En parcourant ces 176 pages, on rencontre des personnages qui dessinent en creux un pays complexe et étonnant : une peintre intellectuelle qui, atteinte de polyarthrite rhumatoïde, ne peut plus peindre ; une fille religieuse et pratiquante ayant honte de vivre chez ses parents car elle a perdu sa virginité ; un camionneur qui a peur de la nuit et qui veut se connaître davantage... Les Iraniens, tous les Iraniens, ont une soif inextinguible de parler, encore et toujours.

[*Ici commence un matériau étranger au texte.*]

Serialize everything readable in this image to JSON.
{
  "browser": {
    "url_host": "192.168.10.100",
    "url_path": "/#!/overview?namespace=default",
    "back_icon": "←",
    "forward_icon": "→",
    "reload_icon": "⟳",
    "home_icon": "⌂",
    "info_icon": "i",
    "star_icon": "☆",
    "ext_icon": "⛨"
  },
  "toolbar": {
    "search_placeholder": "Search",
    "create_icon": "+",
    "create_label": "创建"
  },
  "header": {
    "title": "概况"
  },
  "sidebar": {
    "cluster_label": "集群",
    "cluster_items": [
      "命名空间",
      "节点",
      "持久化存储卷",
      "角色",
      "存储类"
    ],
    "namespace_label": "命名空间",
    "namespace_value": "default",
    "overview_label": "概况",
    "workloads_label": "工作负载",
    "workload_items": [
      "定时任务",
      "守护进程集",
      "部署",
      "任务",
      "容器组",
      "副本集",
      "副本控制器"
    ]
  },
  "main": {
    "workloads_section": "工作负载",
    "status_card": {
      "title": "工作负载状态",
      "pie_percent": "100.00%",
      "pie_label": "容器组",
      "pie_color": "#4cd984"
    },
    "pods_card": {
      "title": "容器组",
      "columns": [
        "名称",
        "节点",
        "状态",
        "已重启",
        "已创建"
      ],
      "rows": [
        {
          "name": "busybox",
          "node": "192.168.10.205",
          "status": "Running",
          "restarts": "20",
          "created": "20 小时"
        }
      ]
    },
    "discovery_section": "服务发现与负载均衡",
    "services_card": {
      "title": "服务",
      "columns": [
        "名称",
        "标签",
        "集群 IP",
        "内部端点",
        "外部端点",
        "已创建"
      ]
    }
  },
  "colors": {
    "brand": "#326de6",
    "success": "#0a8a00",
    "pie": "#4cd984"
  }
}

Gohar Homayounpour y raconte également les réactions négatives et l'incrédulité qu'elle a rencontrées lors de la présentation de ses travaux à ses collègues étrangers. Elle les qualifie de "rejet fasciné", en se référant aux termes qu'avait utilisés la psychanalyste et écrivaine française Julia Kristeva. D'après Homayounpour, les Occidentaux attendent toujours des histoires "exotiques" et "séduisantes" sur l’Iran, persuadés qu'il est impossible de pratiquer la psychanalyse dans ce pays. L'auteure cite également une sorte de déception lorsqu'elle a présenté des cas semblables à ceux de ses collègues pratiquant la psychanalyse à Boston ou à New York. Pour Gohar Homayounpour, le complexe d’Œdipe reste le même, où qu'on soit sur la planète, et "la douleur reste la douleur partout", quel que soit le système politique.

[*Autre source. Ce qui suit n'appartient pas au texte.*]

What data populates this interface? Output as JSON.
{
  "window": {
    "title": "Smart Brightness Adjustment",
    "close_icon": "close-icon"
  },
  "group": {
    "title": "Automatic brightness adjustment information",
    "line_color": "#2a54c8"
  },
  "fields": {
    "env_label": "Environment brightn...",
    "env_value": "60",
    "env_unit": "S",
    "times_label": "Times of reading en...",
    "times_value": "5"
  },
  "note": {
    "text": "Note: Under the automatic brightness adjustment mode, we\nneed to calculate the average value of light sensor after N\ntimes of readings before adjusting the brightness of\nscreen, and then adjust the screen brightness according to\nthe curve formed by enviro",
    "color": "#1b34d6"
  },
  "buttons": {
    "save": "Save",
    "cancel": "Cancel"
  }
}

Un peu de "l'insoutenable légèreté de l'être"

Le père de Gohar, Parviz, a traduit le chef-d’œuvre de Milan Kundera L'Insoutenable Légèreté de l'être en persan dans les années 1980. Ce roman, réédité une dizaine de fois (fait inédit), est devenu une référence incontournable pour les intellectuels et la jeunesse du pays. La fille de Parviz, amoureuse de ce roman depuis son adolescence, analyse dans son propre livre les protagonistes du roman de Kundera. Elle essaie ainsi de reconstruire sa relation compliquée avec son père tant aimé et qu'elle a cherché sans relâche à impressionner.

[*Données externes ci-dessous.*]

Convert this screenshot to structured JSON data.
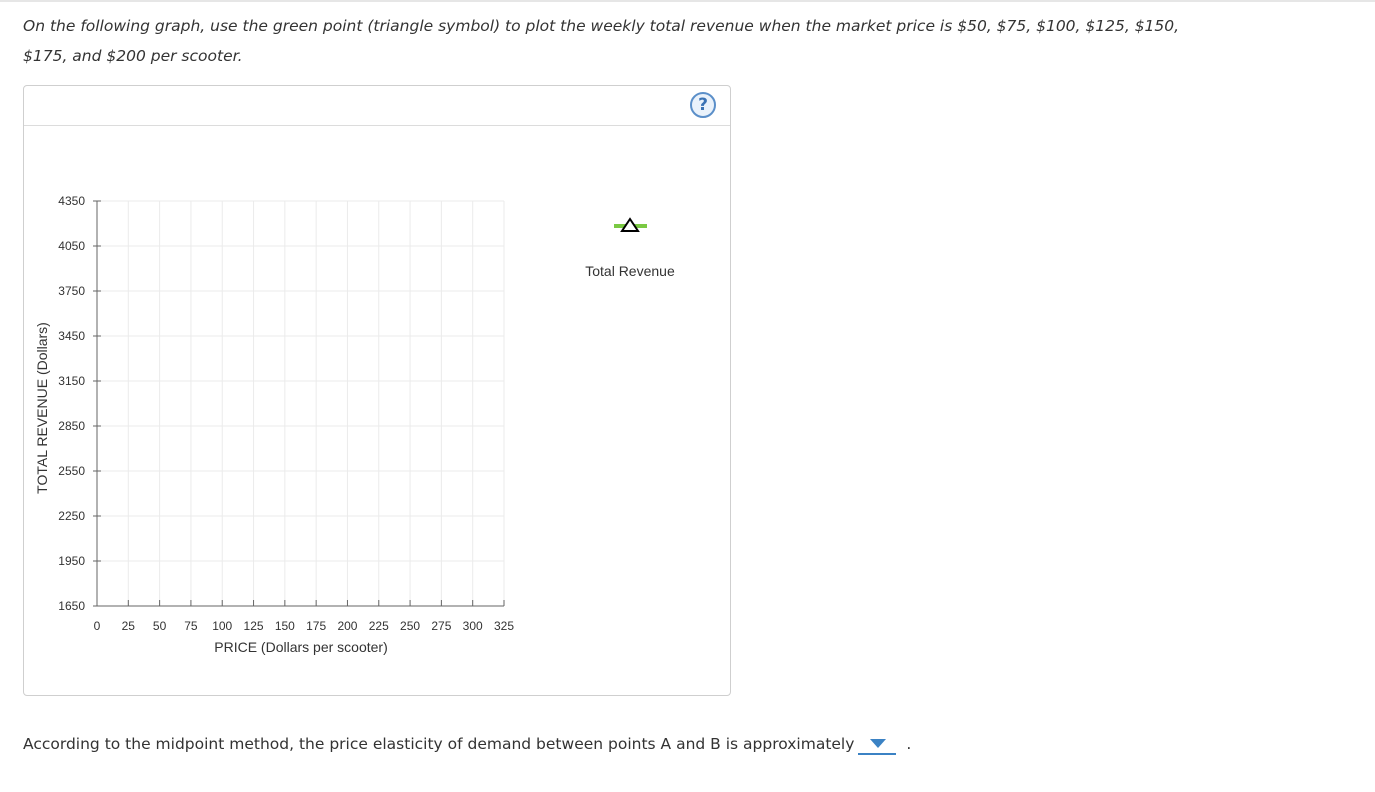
{
  "instructions": {
    "line1": "On the following graph, use the green point (triangle symbol) to plot the weekly total revenue when the market price is $50, $75, $100, $125, $150,",
    "line2": "$175, and $200 per scooter."
  },
  "graph": {
    "help_label": "?",
    "legend_label": "Total Revenue"
  },
  "chart_data": {
    "type": "scatter",
    "xlabel": "PRICE (Dollars per scooter)",
    "ylabel": "TOTAL REVENUE (Dollars)",
    "xlim": [
      0,
      325
    ],
    "ylim": [
      1650,
      4350
    ],
    "xticks": [
      0,
      25,
      50,
      75,
      100,
      125,
      150,
      175,
      200,
      225,
      250,
      275,
      300,
      325
    ],
    "yticks": [
      1650,
      1950,
      2250,
      2550,
      2850,
      3150,
      3450,
      3750,
      4050,
      4350
    ],
    "grid": true,
    "series": [
      {
        "name": "Total Revenue",
        "marker": "triangle",
        "color": "#7ac943",
        "points": []
      }
    ]
  },
  "question": {
    "text": "According to the midpoint method, the price elasticity of demand between points A and B is approximately",
    "selected": "",
    "trailing": "."
  },
  "colors": {
    "accent": "#3b82c4",
    "marker": "#7ac943",
    "grid": "#ebebeb"
  }
}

Abbas Kiarostami, célèbre réalisateur iranien, qui a écrit la préface de ce livre, considère que le roman de Homayounpour ressemble beaucoup à ses films. "Je sais par mon expérience combien il est difficile d'explorer la condition existentielle sans tomber dans le piège des clichés et de quitter le sanctuaire de stéréotypes [sur l'Iran]", écrit M. Kiarostami. Pour lui, Doing Psychanalysis in Tehran échappe au "marché florissant des films et des livres qui font des Iraniens des attractions touristiques. Avec ce livre, Homayounpour ouvre des fenêtres et met au jour l'obscurité de l'esprit humain", conclut-il. Un bel hommage auquel on ne peut que souscrire.

* Doing Psychoanalysis in Tehran, de Gohar Homayounpour, MIT Press, octobre 2012, 176 pages.